Em um estudo publicado, pesquisadores da Universitat Autònoma de Barcelona e da Ruhr-Universität Bochum, na Alemanha, descreveram pela primeira vez os sinais eletrofisiológicos associados à extinção de memórias aversivas em humanos.
Os cientistas aplicaram a técnica de Análise da Similaridade Representacional (RSA) para estudar as características da memória humana. Essa abordagem fornece informações sobre como diferentes regiões do cérebro representam informações.
“Com essa técnica, conseguimos entender melhor as memórias episódicas, superando os métodos tradicionais que focavam apenas na ativação cerebral”, explicou Daniel Pacheco-Estefan, autor principal do estudo.
A pesquisa detalhou as representações neurais ligadas à formação e à extinção de memórias associativas. Os cientistas usaram um design experimental inovador. Este incluiu diversos estímulos e contextos em cada fase do experimento (aquisição de memória, extinção e testes).
Assim, eles puderam estudar as representações subjacentes ao condicionamento clássico em seres humanos. Também validaram, pela primeira vez, hipóteses de estudos anteriores feitos com modelos animais.
O estudo contou com a participação de 49 pacientes epilépticos, que já tinham eletrodos implantados no cérebro para o tratamento da doença. Eles foram expostos a uma série de imagens neutras, como secador de cabelo e torradeira, associando algumas delas a um estímulo desagradável, como um som alto.
A seguir, o processo foi repetido, mas desta vez sem a associação com o estímulo negativo. Esse procedimento gerava a extinção das memórias aversivas.
Entre os principais achados, os pesquisadores notaram um aumento na atividade theta na amígdala ao apresentar estímulos desagradáveis durante a aprendizagem de extinção. Isso sugere que esse sinal está informando sobre segurança.
Além disso, observaram uma maior similaridade representacional entre os itens que foram punidos durante a extinção. Ou seja, aqueles que tinham sido associados aos sons negativos.
“Esse resultado é consistente com pesquisas anteriores que identificaram uma assinatura representacional generalizada para memórias desagradáveis, favorecendo seu retorno involuntário em diversas situações, especialmente em pessoas que passaram por experiências traumáticas”, destacou Daniel Pacheco-Estefan.

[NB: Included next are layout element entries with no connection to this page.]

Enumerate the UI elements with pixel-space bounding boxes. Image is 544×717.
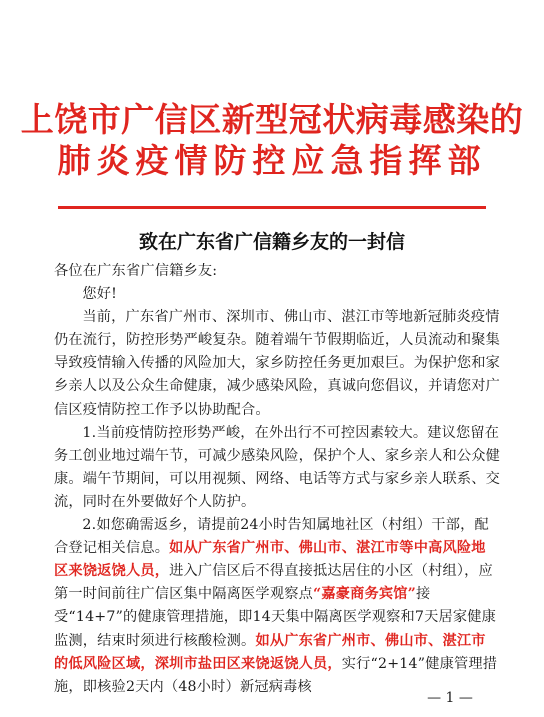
paragraph-item-2 xyxy=(54,514,500,699)
item-2-text-e: 接受“14+7”的健康管理措施，即14天集中隔离医学观察和7天居家健康监测，结束时须进行核酸检测。 xyxy=(54,586,497,649)
issuer-title-line-1: 上饶市广信区新型冠状病毒感染的 xyxy=(20,100,524,139)
item-2-text-a: 2.如您确需返乡，请提前24小时告知属地社区（村组）干部，配合登记相关信息。 xyxy=(54,517,489,557)
item-2-highlight-low-risk: 如从广东省广州市、佛山市、湛江市的低风险区域，深圳市盐田区来饶返饶人员， xyxy=(54,632,486,672)
item-2-highlight-high-risk: 如从广东省广州市、佛山市、湛江市等中高风险地区来饶返饶人员， xyxy=(54,540,486,580)
item-2-text-g: 实行“2+14”健康管理措施，即核验2天内（48小时）新冠病毒核 xyxy=(54,655,498,695)
letter-body xyxy=(54,260,500,699)
greeting: 您好! xyxy=(82,286,118,303)
item-2-highlight-hotel: “嘉豪商务宾馆” xyxy=(312,586,417,603)
page-number: — 1 — xyxy=(427,690,473,706)
item-2-text-c: 进入广信区后不得直接抵达居住的小区（村组），应第一时间前往广信区集中隔离医学观察点 xyxy=(54,563,493,603)
red-header-rule xyxy=(58,206,486,209)
paragraph-item-1: 1.当前疫情防控形势严峻，在外出行不可控因素较大。建议您留在务工创业地过端午节，可减少感染风险，保护个人、家乡亲人和公众健康。端午节期间，可以用视频、网络、电话等方式与家乡亲人联系、交流，同时在外要做好个人防护。 xyxy=(54,424,501,510)
paragraph-intro: 当前，广东省广州市、深圳市、佛山市、湛江市等地新冠肺炎疫情仍在流行，防控形势严峻复杂。随着端午节假期临近，人员流动和聚集导致疫情输入传播的风险加大，家乡防控任务更加艰巨。为保护您和家乡亲人以及公众生命健康，减少感染风险，真诚向您倡议，并请您对广信区疫情防控工作予以协助配合。 xyxy=(54,309,501,418)
salutation: 各位在广东省广信籍乡友: xyxy=(54,263,218,279)
letter-title: 致在广东省广信籍乡友的一封信 xyxy=(138,231,405,253)
issuer-title-line-2: 肺炎疫情防控应急指挥部 xyxy=(57,141,487,180)
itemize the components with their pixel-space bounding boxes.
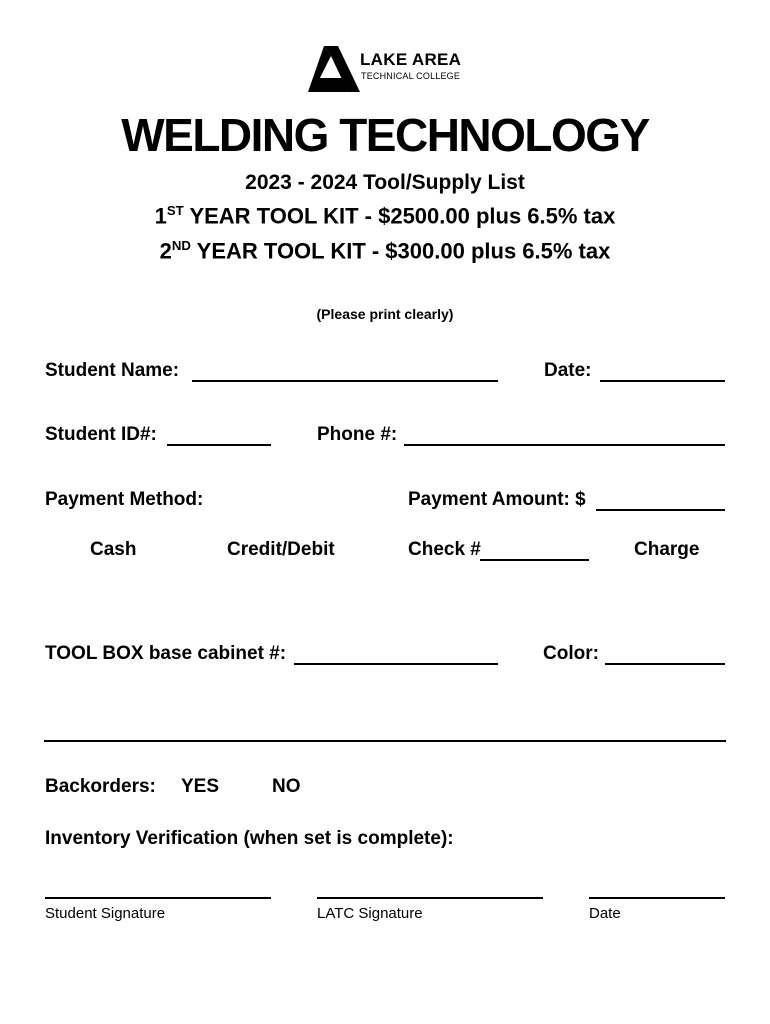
- student-id-field[interactable]: [167, 444, 271, 446]
- signature-date-field[interactable]: [589, 897, 725, 899]
- date-field[interactable]: [600, 380, 725, 382]
- backorders-yes[interactable]: YES: [181, 776, 220, 797]
- backorders-label: Backorders:: [45, 776, 156, 797]
- student-signature-field[interactable]: [45, 897, 271, 899]
- kit2-text: YEAR TOOL KIT - $300.00 plus 6.5% tax: [190, 238, 611, 264]
- date-label: Date:: [544, 360, 592, 381]
- option-credit-debit[interactable]: Credit/Debit: [227, 539, 335, 560]
- toolbox-field[interactable]: [294, 663, 498, 665]
- logo-line1: LAKE AREA: [360, 50, 462, 69]
- payment-amount-field[interactable]: [596, 509, 725, 511]
- section-divider: [44, 740, 726, 742]
- option-cash[interactable]: Cash: [90, 539, 137, 560]
- college-logo: [308, 44, 468, 94]
- kit2-num: 2: [159, 238, 172, 264]
- option-charge[interactable]: Charge: [634, 539, 700, 560]
- phone-label: Phone #:: [317, 424, 398, 445]
- backorders-no[interactable]: NO: [272, 776, 301, 797]
- latc-signature-field[interactable]: [317, 897, 543, 899]
- kit2-line: [0, 238, 770, 264]
- student-name-field[interactable]: [192, 380, 498, 382]
- check-number-field[interactable]: [480, 559, 589, 561]
- payment-amount-label: Payment Amount: $: [408, 489, 586, 510]
- kit1-num: 1: [154, 203, 167, 229]
- color-field[interactable]: [605, 663, 725, 665]
- kit1-sup: ST: [166, 203, 184, 218]
- kit1-text: YEAR TOOL KIT - $2500.00 plus 6.5% tax: [183, 203, 616, 229]
- student-name-label: Student Name:: [45, 360, 180, 381]
- page-title: WELDING TECHNOLOGY: [121, 109, 649, 161]
- toolbox-label: TOOL BOX base cabinet #:: [45, 643, 287, 664]
- latc-signature-label: LATC Signature: [317, 905, 423, 922]
- color-label: Color:: [543, 643, 599, 664]
- logo-line2: TECHNICAL COLLEGE: [361, 71, 461, 81]
- signature-date-label: Date: [589, 905, 621, 922]
- option-check[interactable]: Check #: [408, 539, 481, 560]
- phone-field[interactable]: [404, 444, 725, 446]
- kit2-sup: ND: [171, 238, 191, 253]
- payment-method-label: Payment Method:: [45, 489, 204, 510]
- student-id-label: Student ID#:: [45, 424, 157, 445]
- subtitle: 2023 - 2024 Tool/Supply List: [245, 171, 525, 194]
- kit1-line: [0, 203, 770, 229]
- student-signature-label: Student Signature: [45, 905, 166, 922]
- logo-mark-icon: [308, 44, 360, 94]
- inventory-label: Inventory Verification (when set is complete):: [45, 828, 454, 849]
- print-note: (Please print clearly): [316, 306, 454, 322]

O estudo também mostrou que as memórias de extinção dependem muito do contexto em que foram formadas. Recuperar a memória de medo é mais provável do que acessar a memória de segurança durante a fase de teste, quando as representações de contextos de extinção estão mais presentes e específicas.

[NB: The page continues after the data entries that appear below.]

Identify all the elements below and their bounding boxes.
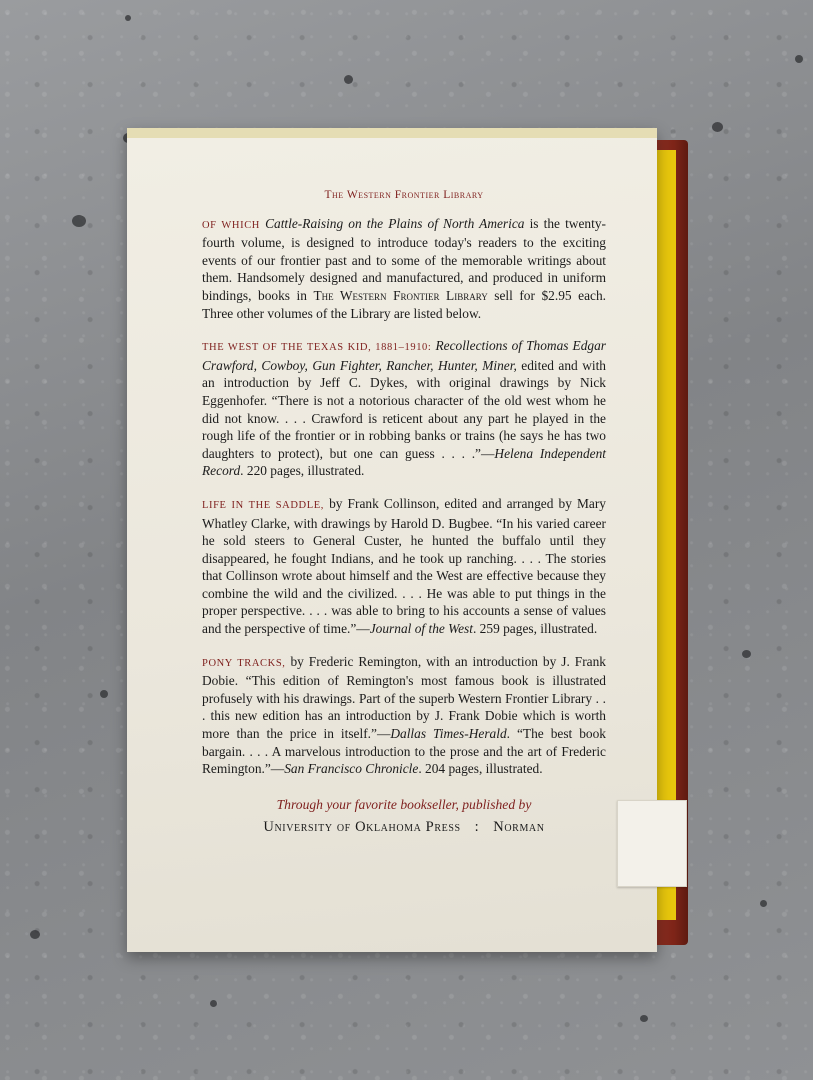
library-label: [617, 800, 687, 887]
publisher-tagline: Through your favorite bookseller, published by: [276, 796, 532, 812]
book-entry-pony-tracks: [202, 653, 606, 778]
book-source-2: San Francisco Chronicle: [284, 761, 419, 777]
book-source: Dallas Times-Herald: [390, 726, 507, 742]
book-body: by Frank Collinson, edited and arranged by Mary Whatley Clarke, with drawings by Harold D. Bugbee. “In his varied career he sold steers to General Custer, he hunted the buffalo until they disappeared, he fought Indians, and he took up ranching. . . . The stories that Collinson wrote about himself and the West are effective because they combine the wild and the civilized. . . . He was able to put things in the proper perspective. . . . was able to bring to his accounts a sense of values and the perspective of time.”—: [202, 495, 606, 637]
surface-pit: [30, 930, 40, 939]
book-source: Helena Independent Record: [202, 445, 606, 479]
book-tail: . 259 pages, illustrated.: [472, 621, 598, 637]
series-heading: The Western Frontier Library: [324, 189, 484, 201]
surface-pit: [712, 122, 723, 132]
cover-text: [202, 187, 606, 837]
surface-pit: [125, 15, 131, 21]
book-lead: PONY TRACKS,: [202, 657, 286, 669]
surface-pit: [760, 900, 767, 907]
intro-lead: OF WHICH: [202, 219, 260, 231]
cover-top-band: [127, 128, 657, 138]
intro-paragraph: [202, 215, 606, 323]
intro-text-2: sell for $2.95 each. Three other volumes of the Library are listed below.: [202, 287, 607, 321]
publisher-city: Norman: [493, 819, 545, 836]
book-entry-texas-kid: [202, 337, 606, 480]
surface-pit: [344, 75, 353, 84]
book-entry-life-in-the-saddle: [202, 495, 606, 638]
surface-pit: [72, 215, 86, 227]
book-body: by Frederic Remington, with an introduction by J. Frank Dobie. “This edition of Remington's most famous book is illustrated profusely with his drawings. Part of the superb Western Frontier Library . . . this new edition has an introduction by J. Frank Dobie which is worth more than the price in itself.”—: [202, 653, 606, 742]
book-tail: . 204 pages, illustrated.: [418, 761, 543, 777]
book-tail: . 220 pages, illustrated.: [240, 463, 365, 479]
intro-title: Cattle-Raising on the Plains of North America: [265, 215, 525, 231]
book-body: edited and with an introduction by Jeff C. Dykes, with original drawings by Nick Eggenhofer. “There is not a notorious character of the old west whom he did not know. . . . Crawford is reticent about any part he played in the rough life of the frontier or in robbing banks or trains (he says he has two daughters to protect), but one can guess . . . .”—: [202, 357, 607, 461]
book-source: Journal of the West: [369, 621, 473, 637]
book-mid: . “The best book bargain. . . . A marvelous introduction to the prose and the art of Frederic Remington.”—: [202, 726, 606, 777]
book-lead: LIFE IN THE SADDLE,: [202, 499, 324, 511]
publisher-name: University of Oklahoma Press: [263, 819, 461, 836]
surface-pit: [795, 55, 803, 63]
intro-series-ref: The Western Frontier Library: [313, 287, 488, 303]
surface-pit: [210, 1000, 217, 1007]
book-lead: THE WEST OF THE TEXAS KID, 1881–1910:: [202, 342, 432, 354]
surface-pit: [100, 690, 108, 698]
intro-text-1: is the twenty-fourth volume, is designed to introduce today's readers to the exciting events of our frontier past and to some of the memorable writings about them. Handsomely designed and manufactured, and produced in uniform bindings, books in: [202, 215, 606, 303]
publisher-separator: :: [474, 819, 480, 836]
surface-pit: [640, 1015, 648, 1022]
book-subtitle: Recollections of Thomas Edgar Crawford, Cowboy, Gun Fighter, Rancher, Hunter, Miner,: [202, 338, 606, 373]
publisher-line: [202, 819, 606, 837]
surface-pit: [742, 650, 751, 658]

Para Pacheco-Estefan, “esse achado é importante para entender por que memórias de medo que já foram extintas voltam a aparecer quando os pacientes saem do ambiente terapêutico”.
Nikolai Axmacher, coordenador da pesquisa na Ruhr-Universität, acrescenta que “parece que as memórias de extinção são armazenadas como memórias de episódios únicos. Para o paciente, a situação segura pode ser vista como uma exceção que dificilmente irá se repetir”.
Em resumo, esses resultados pioneiros abrem novas possibilidades para investigar os mecanismos fundamentais da memória episódica e autobiográfica no ser humano. Isso poderia inspirar o desenvolvimento de intervenções terapêuticas mais eficazes para pacientes com estresse pós-traumático ou distúrbios de ansiedade.
Esse tipo de pesquisa é essencial para entendermos como o cérebro lida com memórias que podem ser traumáticas e como podemos contar com terapias que tratem esses desafios de maneira eficaz. A partir dessas descobertas, espera-se que possamos avançar nas estratégias de tratamento, melhorando a qualidade de vida de muitos indivíduos.
Assim, fica claro que entender melhor as memórias de medo não só ajuda na terapia, mas também expande nosso conhecimento sobre a complexidade do cérebro humano e suas reações. O futuro da psicologia e neurologia promete ser mais otimista à medida que novas descobertas surgem.